Watching the Detectives would like to be a screwball romantic comedy in the tradition of What's Up, Doc? , but it confuses kookiness with mental illness. As romantic comedies go, its heart is definitely in the right place, but its head is in a much more precarious position.
Neil (Cillian Murphy) is an amiable guy down on his luck. A certified movie geek, he owns a modest video store (it sells VHS tapes, if that tells you anything) being crowded out by a Blockbuster-type franchise named, appropriately enough, Media Giant. His unsupportive girlfriend (Heather Burns) kicks him to the curb after he subjects her to an oddly passive-aggressive prank; Neil has a waiter spill a glass of water in her lap so he can gauge her reaction. We don't have much time to assess what a creepy move that is on Neil's part, since into his store blows the attractive, wacky and altogether unpredictable Violet (Lucy Liu).
He's a cinephile; she creates her own adventures. He's uptight; she's spontaneous; blah, blah, blah. You get the idea. After the obligatory meet-cute, Neil and Violet go on an eventful first date. Violet, we soon learn, is an Olympic champion when it comes to head games. She pretends to be hammered, ostensibly to test Neil's chivalry. Later that evening, Violet coerces Neil into burglarizing a Media Giant outlet for the mischief of putting videotapes in the wrong cases.
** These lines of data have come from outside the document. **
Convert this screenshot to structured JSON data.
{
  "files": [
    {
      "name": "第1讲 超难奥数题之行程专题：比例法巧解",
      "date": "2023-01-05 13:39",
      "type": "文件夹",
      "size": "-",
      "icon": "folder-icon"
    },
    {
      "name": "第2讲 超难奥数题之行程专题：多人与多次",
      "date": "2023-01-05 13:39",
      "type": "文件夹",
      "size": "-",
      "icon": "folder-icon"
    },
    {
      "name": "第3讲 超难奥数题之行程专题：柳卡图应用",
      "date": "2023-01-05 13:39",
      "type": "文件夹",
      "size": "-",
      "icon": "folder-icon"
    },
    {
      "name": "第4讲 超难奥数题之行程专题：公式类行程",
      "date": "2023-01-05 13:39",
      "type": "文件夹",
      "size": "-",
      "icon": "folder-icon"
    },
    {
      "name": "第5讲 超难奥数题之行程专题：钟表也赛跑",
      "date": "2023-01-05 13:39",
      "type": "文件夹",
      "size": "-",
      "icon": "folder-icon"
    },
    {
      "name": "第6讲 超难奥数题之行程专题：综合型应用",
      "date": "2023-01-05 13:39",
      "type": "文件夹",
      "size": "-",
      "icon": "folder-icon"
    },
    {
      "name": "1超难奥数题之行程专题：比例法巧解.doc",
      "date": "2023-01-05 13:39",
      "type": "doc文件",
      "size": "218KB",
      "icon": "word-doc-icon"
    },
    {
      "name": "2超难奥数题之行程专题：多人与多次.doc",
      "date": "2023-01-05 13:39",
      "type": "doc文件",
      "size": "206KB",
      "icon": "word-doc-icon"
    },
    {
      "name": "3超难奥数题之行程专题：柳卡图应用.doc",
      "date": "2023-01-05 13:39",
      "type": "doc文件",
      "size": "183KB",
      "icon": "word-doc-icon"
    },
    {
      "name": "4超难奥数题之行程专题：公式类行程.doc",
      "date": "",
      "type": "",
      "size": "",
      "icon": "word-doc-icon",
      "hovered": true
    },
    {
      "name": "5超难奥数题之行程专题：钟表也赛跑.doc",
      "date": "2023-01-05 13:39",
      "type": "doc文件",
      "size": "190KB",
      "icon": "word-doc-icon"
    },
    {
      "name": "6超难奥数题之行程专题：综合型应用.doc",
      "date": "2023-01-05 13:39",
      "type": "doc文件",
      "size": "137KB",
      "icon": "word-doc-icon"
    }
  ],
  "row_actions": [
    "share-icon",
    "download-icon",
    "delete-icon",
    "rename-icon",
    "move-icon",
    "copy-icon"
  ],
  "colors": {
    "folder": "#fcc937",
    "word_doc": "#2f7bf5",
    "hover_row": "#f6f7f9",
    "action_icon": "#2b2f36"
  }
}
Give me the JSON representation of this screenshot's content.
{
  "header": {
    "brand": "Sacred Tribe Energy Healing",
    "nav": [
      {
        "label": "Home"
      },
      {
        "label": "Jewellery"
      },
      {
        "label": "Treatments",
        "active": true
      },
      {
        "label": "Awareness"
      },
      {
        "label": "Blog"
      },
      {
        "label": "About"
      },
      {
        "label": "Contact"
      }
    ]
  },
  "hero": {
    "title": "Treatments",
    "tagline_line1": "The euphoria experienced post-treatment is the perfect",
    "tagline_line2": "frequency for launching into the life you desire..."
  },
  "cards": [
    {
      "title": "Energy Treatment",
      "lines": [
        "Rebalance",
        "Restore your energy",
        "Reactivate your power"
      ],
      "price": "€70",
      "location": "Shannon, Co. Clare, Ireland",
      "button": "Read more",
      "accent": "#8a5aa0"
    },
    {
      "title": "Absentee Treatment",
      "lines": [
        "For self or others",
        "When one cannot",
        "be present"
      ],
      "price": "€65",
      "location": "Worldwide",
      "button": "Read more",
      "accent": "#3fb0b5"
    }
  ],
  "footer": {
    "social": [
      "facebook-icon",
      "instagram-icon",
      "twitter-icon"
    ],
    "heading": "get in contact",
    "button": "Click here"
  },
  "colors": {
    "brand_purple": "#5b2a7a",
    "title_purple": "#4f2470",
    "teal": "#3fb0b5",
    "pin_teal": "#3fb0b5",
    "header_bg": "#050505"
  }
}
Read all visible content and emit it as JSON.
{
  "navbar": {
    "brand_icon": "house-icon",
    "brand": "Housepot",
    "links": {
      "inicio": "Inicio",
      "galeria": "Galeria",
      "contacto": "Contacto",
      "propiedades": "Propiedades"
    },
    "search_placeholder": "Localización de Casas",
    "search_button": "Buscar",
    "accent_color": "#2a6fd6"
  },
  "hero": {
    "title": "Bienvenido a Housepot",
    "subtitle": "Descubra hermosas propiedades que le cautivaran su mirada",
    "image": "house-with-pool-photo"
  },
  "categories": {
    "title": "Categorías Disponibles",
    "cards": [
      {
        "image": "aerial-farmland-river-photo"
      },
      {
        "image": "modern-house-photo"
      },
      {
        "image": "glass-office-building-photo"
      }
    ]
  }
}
That larceny leads to still more opportunities for Violet to prey upon Neil's gullibility and anxiety. She fools him into thinking the cops are hot on his trail for the break-in. Just for good measure, she enlists a friend to portray a police detective eager to sodomize Neil. Laughing yet? Why wouldn't Neil run as far as he could in the other direction? If the film's musical cues weren't so incongruously sunny, you might think Watching the Detectives owes more to Play Misty for Me than Bringing Up Baby.
Writer-director Paul Soter, part of the comedy troupe Broken Lizard, explores some promising ideas and has a game cast, but his direction is lead-footed. We supposedly know Neil is a film fanatic because he owns a video store and makes at least one passing reference to Butch Cassidy and the Sundance Kid, but there isn't much else to illuminate his character. Memo to Mr. Soter: Show, don't tell.
More crippling is this: Watching the Detectives just isn't very funny. The jokes are variations on more successful gags from other, better movies. When Neil's ex-girlfriend tells him she was "faking it" when she claimed to appreciate Ingmar Bergman's Seventh Seal, she launches into a fake orgasm of pedanticism. Cute idea, sure, but the gag is embarrassingly lame.
The cast is a mixed bag. Liu is as appealing as she can be playing an obnoxious lunatic. Murphy isn't offensively bad, by any means, but he makes an ineffectual romantic lead; anyone who has seen the actor's onscreen villainous side (Batman Begins, Red Eye, etc.) knows his talents are utterly wasted here. Michael Panes and Saturday Night Live's Jason Sudeikis have the roles of Neil's smartass buddies, but nothing they say is particularly smart, and much of it is only half-assed.
The anamorphic widescreen picture is strong and clear, possessing clean lines and generally detailed. Aspect ratio is 1.85:1.
Watching the Detectives is primarily dialogue-driven, but its Dolby Digital 5.1 actually makes effective use of rear speakers for a full sound experience. No foreign-language tracks or subtitles are available.
A trailer is the sole bonus.
I wish I could have liked Watching the Detectives more. It's well-intentioned. It isn't mean-spirited. It doesn't load up on foul-mouthed insults, pop culture references or scatological humor. Alas, Watching the Detectives is a rom-com that lacks romance and comedy.